CARSON CITY -- Officials in small Nevada counties are nervous about an onslaught of child welfare services the state is pushing onto their plates.
A state Senate budget committee on Wednesday vetted bills implementing Gov. Brian Sandoval's plan to balance the state budget by sending counties more of the tab for youth parole and child protective services, and rework programs for abused and neglected children. Lawmakers did not vote on the measures.
"All of a sudden, within a few months, we have a tsunami of services," said Mary Walker, representing Carson City and Douglas, Lyon and Storey counties. "We don't want to harm the services. We don't have the skill or expertise to take things on."
Rural counties asked for more time to assume the new responsibilities, and larger counties asked for the leeway to audit the programs to look for opportunities to save money.
One proposal includes billing counties for child protective services. Clark and Washoe counties already pay for those services, but the 15 others will now pitch in for nearly $5 million over the next two years. The governor recently recommended adding the rural program back to the state's tab, but a legislative committee put the add-back money toward other services.
Another proposal divides half of the $10.8 million cost for youth parole services among all counties.
The third and largest change is a plan to base $57 million in child welfare funding, which funds foster care and adoption assistance programs, partially on county agencies' performance. Core funding for the two largest counties would be set at $50 million, and $7 million converted to an "incentive payment" that counties would receive only if certain goals are met.

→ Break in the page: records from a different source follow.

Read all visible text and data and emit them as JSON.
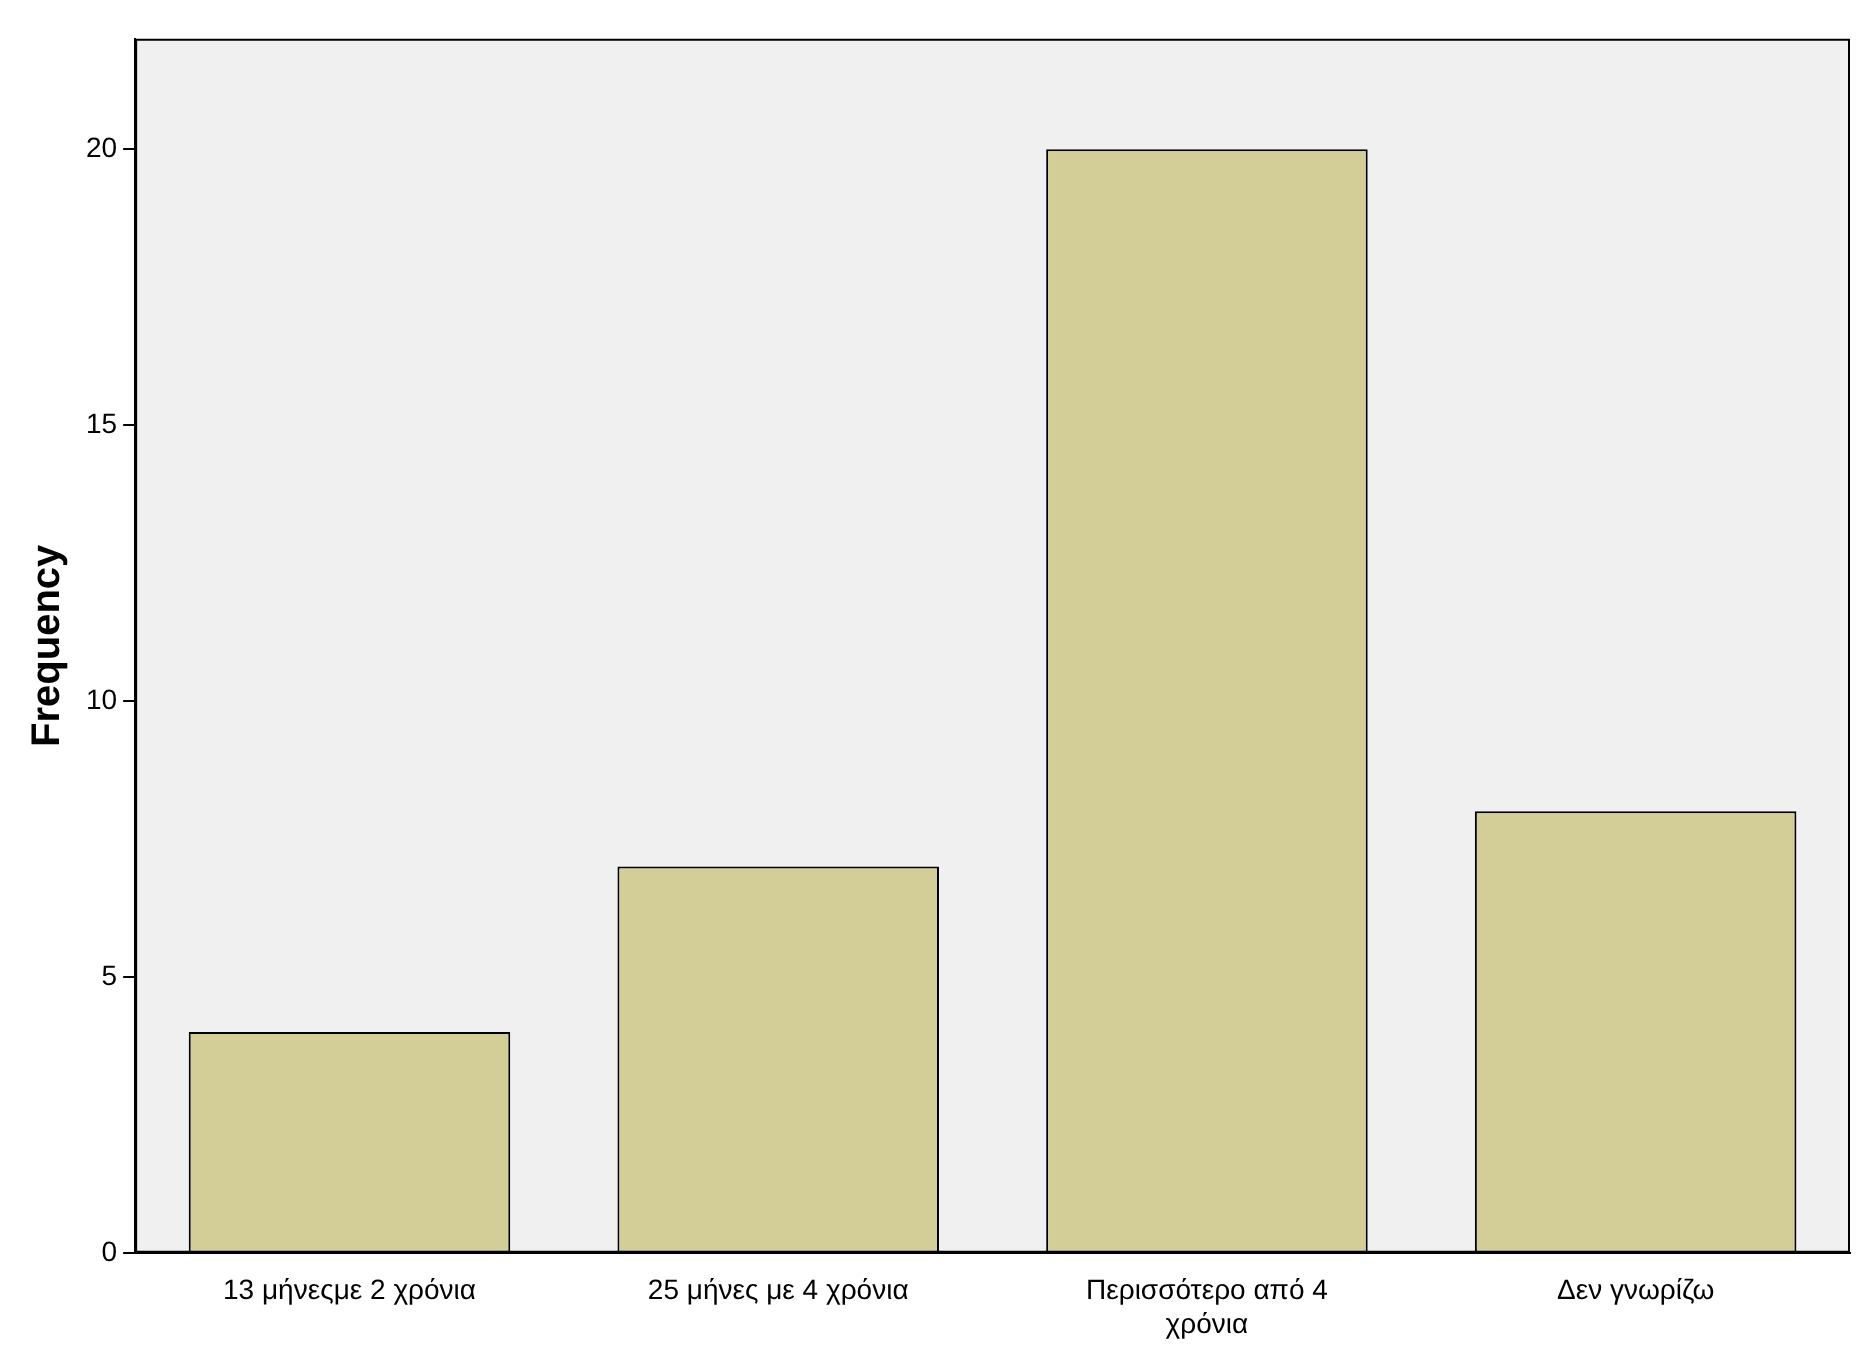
{
  "chart_data": {
    "type": "bar",
    "ylabel": "Frequency",
    "categories": [
      "13 μήνεςμε 2 χρόνια",
      "25 μήνες με 4 χρόνια",
      "Περισσότερο από 4 χρόνια",
      "Δεν γνωρίζω"
    ],
    "values": [
      4,
      7,
      20,
      8
    ],
    "color": "#d3ce97",
    "ylim": [
      0,
      22
    ],
    "yticks": [
      0,
      5,
      10,
      15,
      20
    ],
    "grid": false
  }
}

Only Clark and Washoe counties would participate in the performance pay program, while rural counties would remain under the state's umbrella and wouldn't have to meet performance quotas to get full funding.
That plan didn't sit well with some legislators.
"We need to be fair and equitable, not provide subsidies to certain counties," said state Senate Majority Leader Steven Horsford, D-Las Vegas. "All local governments are struggling to provide."
An amendment to the bill means counties will get full funding, including the incentive payment, for the next two years before their revenue stream starts depending on their performance.